As I wrote the marketing plan for the book that I hope one day soon with convince a publisher to want to print my narrative (hopefully a non-religious publisher!), I couldn't help but think that the reason why I believe my spiritual memoir will sell is because search of something, or someone greater than ourselves IS what deep down we're ALL looking for. Search for spiritual connection to the Divine and one another is essential to the human experience.
And with all of this true, we crave stories of faith in all shapes and sizes.
We crave stories that will tell us how others made movement in their lives when all seemed lost.
We craves stories that tell us how messy weaves of relationships can survive deep wounds.

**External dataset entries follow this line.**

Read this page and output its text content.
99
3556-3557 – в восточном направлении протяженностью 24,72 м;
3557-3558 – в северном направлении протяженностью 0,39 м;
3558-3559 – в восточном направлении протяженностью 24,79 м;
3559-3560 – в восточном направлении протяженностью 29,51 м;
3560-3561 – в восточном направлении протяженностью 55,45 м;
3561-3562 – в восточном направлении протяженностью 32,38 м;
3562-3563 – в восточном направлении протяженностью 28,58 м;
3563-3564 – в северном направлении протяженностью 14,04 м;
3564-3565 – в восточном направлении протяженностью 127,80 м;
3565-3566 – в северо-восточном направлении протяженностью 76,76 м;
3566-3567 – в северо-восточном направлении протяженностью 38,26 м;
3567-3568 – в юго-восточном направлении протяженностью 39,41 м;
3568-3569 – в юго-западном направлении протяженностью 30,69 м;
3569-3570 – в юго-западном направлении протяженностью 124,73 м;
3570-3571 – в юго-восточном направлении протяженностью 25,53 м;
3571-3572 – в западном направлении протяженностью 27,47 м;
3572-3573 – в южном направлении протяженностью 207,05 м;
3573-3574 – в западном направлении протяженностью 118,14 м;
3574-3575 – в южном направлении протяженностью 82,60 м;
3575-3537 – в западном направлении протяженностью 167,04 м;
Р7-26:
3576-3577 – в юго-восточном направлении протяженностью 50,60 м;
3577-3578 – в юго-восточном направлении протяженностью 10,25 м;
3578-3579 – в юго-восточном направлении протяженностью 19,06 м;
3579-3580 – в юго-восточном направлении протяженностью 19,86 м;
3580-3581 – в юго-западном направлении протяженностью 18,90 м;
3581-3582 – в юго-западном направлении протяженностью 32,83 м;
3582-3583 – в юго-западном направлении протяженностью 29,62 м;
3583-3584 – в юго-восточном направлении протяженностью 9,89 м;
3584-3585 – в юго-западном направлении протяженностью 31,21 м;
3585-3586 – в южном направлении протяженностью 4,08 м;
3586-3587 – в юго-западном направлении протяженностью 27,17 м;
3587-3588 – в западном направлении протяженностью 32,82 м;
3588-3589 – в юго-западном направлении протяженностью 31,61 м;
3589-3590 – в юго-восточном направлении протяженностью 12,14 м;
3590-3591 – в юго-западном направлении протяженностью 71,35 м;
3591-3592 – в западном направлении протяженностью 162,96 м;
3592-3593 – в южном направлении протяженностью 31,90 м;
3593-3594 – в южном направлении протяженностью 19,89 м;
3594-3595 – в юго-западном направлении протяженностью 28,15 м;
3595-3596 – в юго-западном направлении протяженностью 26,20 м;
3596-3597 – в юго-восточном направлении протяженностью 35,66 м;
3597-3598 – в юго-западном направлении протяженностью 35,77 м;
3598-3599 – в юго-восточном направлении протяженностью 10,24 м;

We crave stories that tell us how hope born in our hearts rides the waves of the most turbulent storms.
And, though at first glance my book might seem off-putting to the very people I want to reach with my story--
those on the edge of a religious tradition
those who are in the throws of deep grief without a faith community
or those who have only experienced people of faith as obnoxious
I can't tell my story any other way than: faith is essential to who I am.
What about you? How do you talk about the spiritual part of you? Or do you talk about it at all?